Depremin ikinci günü 7 Şubat akşamı 2’nci depremin üssü olan Elbistan’a ambulans sesleri eşliğinde girebildim. Şehir karanlığa gömülmüştü, sokakları arabaların ışıkları aydınlatıyordu. Karlı bir gündü ve hava sıcaklığı eksi 10 dereceydi. Saat 21.00’da Polis Arama Kurtarma (PAK) ve AFAD’ın, depremzede Nermin Kılınç’ı kurtarmasına tanıklık ederek başladım işe. Elbistan’da enkaz başında en çok duyduğum şey “Biz yardıma geldik, nereye gidelim” ve “Bizi kim yönlendirecek” oldu. Bu kargaşada inisiyatif kullanarak enkazlarda çalışan insanlar vardı. Sonrasında tüm enkaz alanlarında olduğu gibi “Sesimi duyan var mı?”, “sessiz olun, lütfen sessizlik”, “çök”, “kontak kapat” ve “devam” kelimelerini duyuyorsunuz, “sedye” denildiğinde içinize buruk bir sevinç doğuyor, çünkü enkazdan insanların çıkarılmasına yakından tanıklık ediyorsunuz. Güvenlik önlemi alınmayan enkazların başında meraklı yüzlerce insanın fotoğraf ve video çekme peşinde olması ise üzüntü vericiydi.
Polis ağlıyordu
Depremin üçüncü günü Malatya’daydım, ilk gözüme çarpan görüntü, yıkılan binaların etrafında asker ve polisler tarafından güvenlik şeridi oluşturulmasıydı. Burada daha çok hasarlı binalar göze çarpıyordu. Şehrin merkezi yerlerinde depremzedeler için çadırların kurulduğuna ve işleyen bir sisteme tanık oldum.

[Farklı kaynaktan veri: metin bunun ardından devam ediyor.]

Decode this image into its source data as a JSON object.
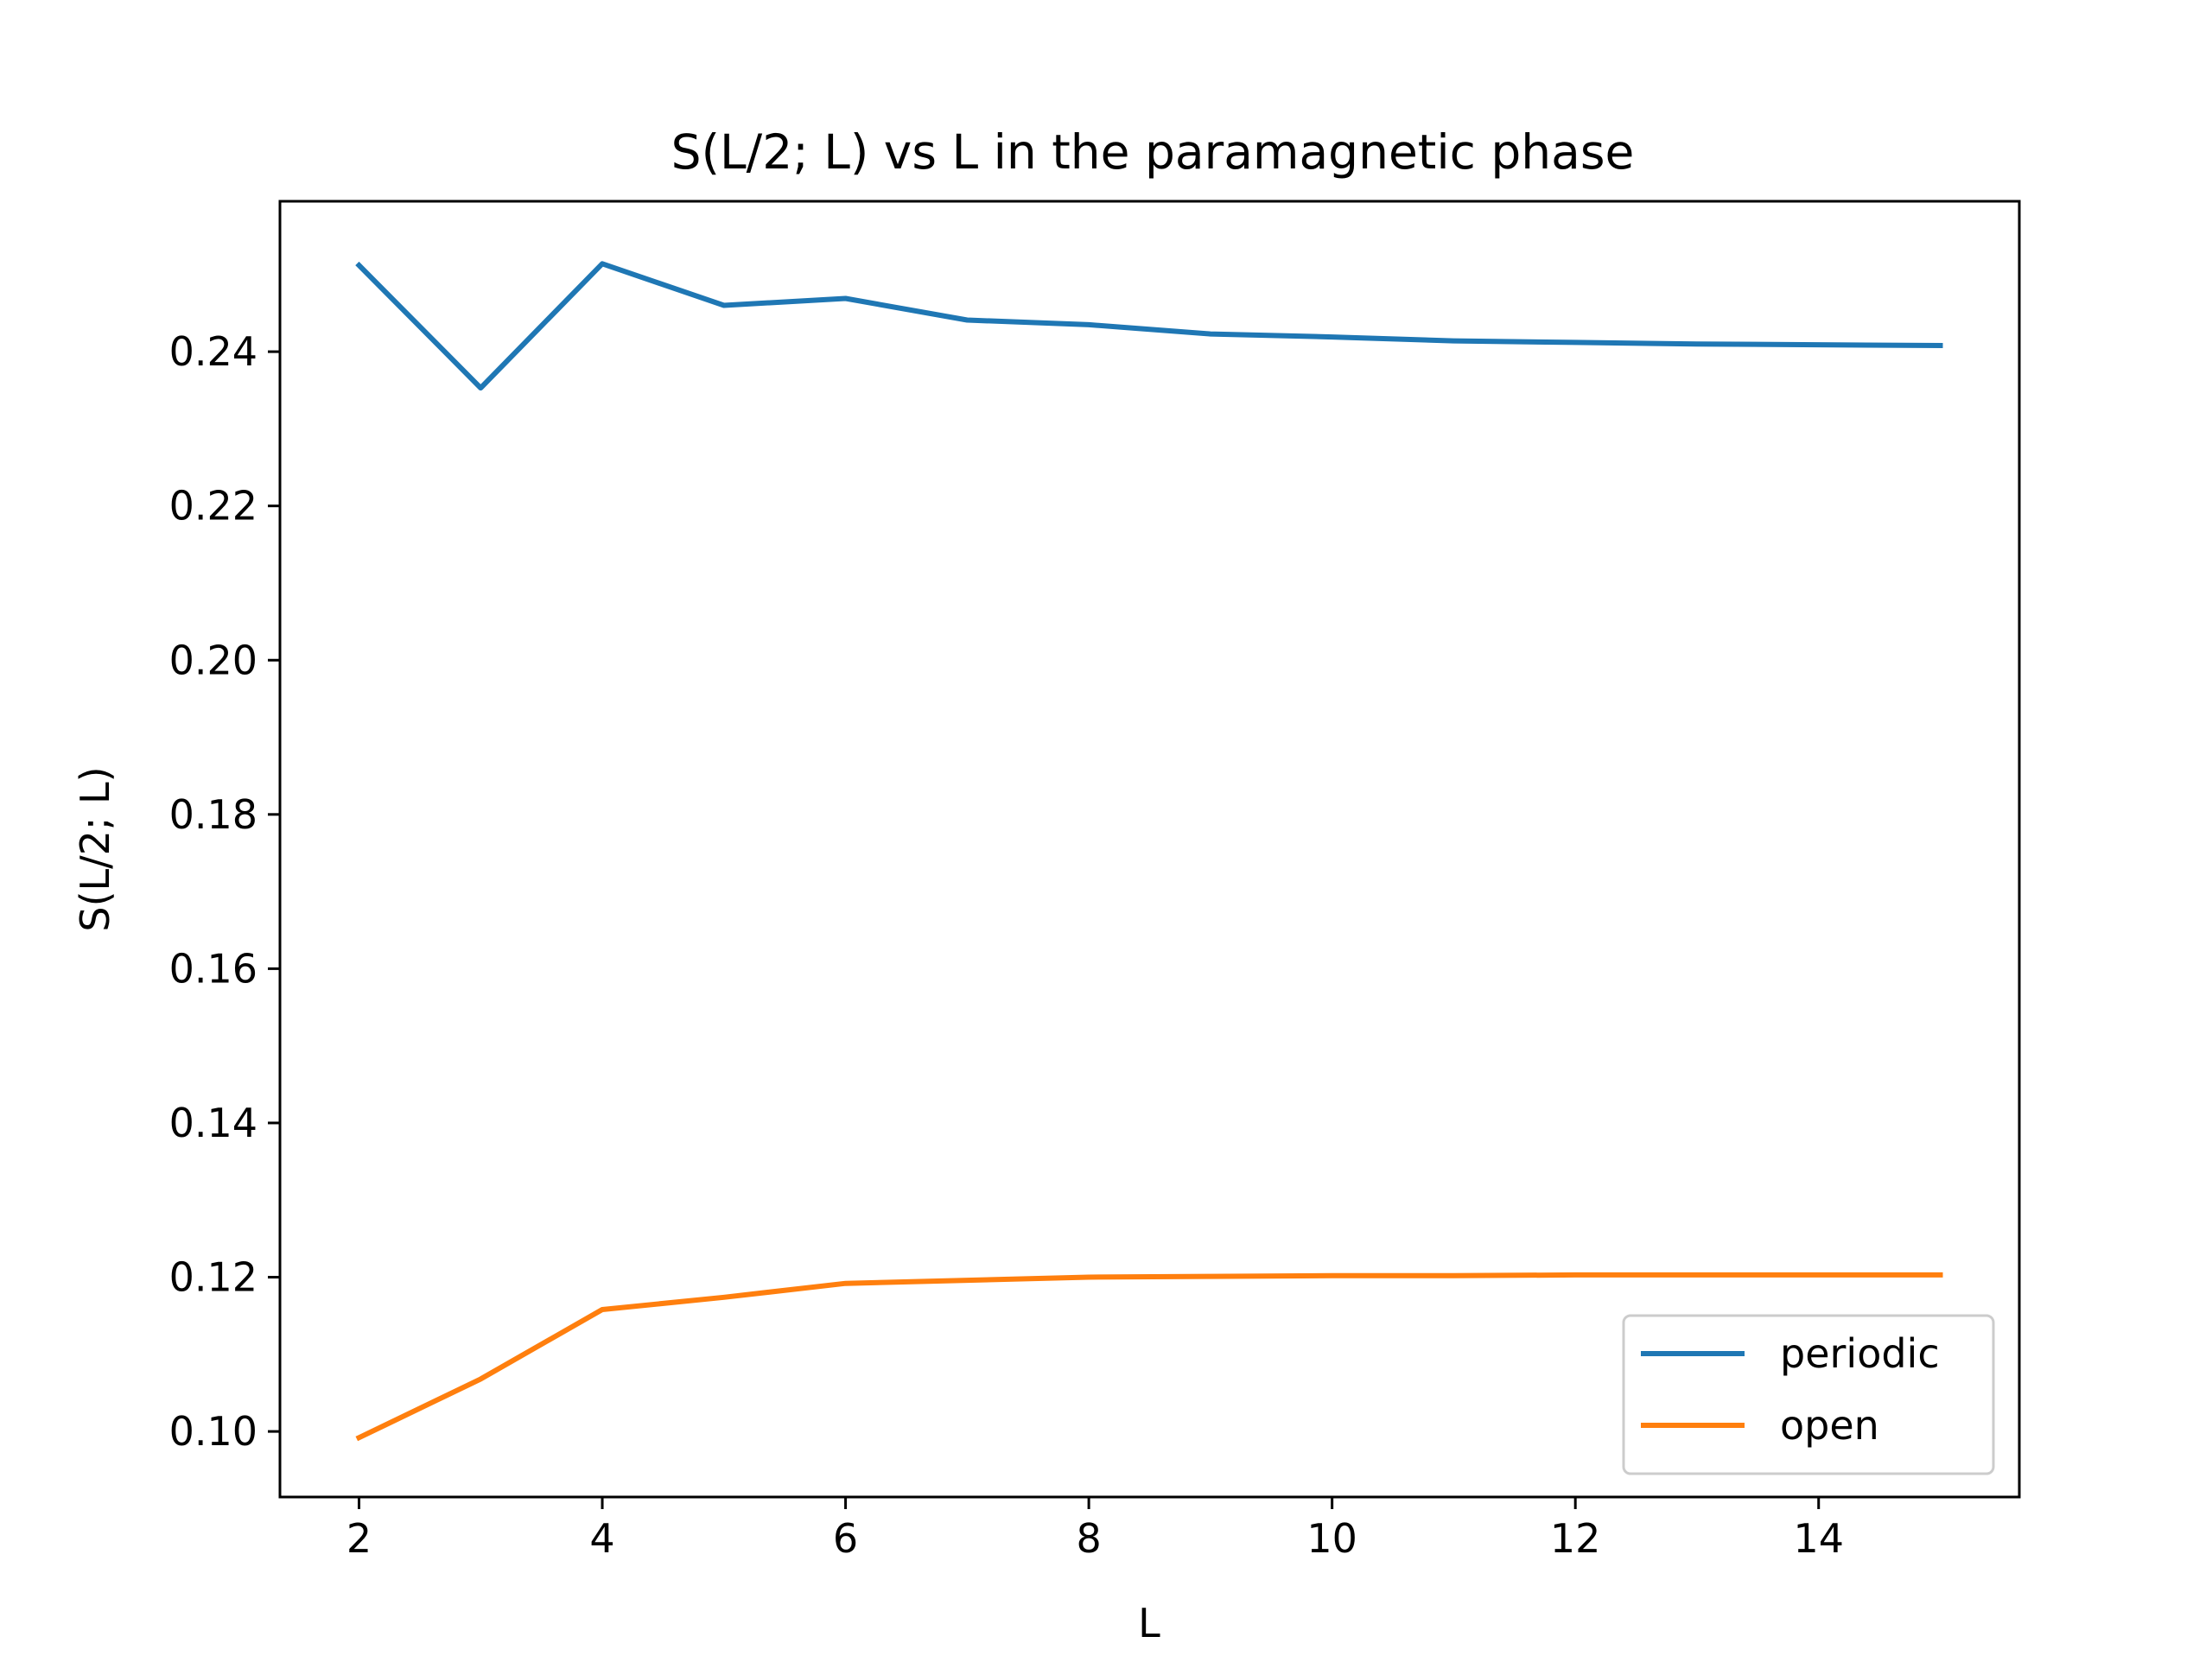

Dördüncü gün Diyarbakır’a girdiğimde ise sokaklar hayatın olağan akışı içerisinde görünüyordu. Enkazın olduğu sokaklara basın kartımı göstererek girebildim. Öte tarafta yüzlerce insan telefonlarıyla enkazdan kurtarma anlarına tanıklık etmek için bekliyordu. Enkazın üstünde kadraja girmeye çalışan görevlileri görmek de mümkündü. Foto film merkezinde görevli bir polis, hemen yanımda ağlayarak fotoğraf çekiyordu.”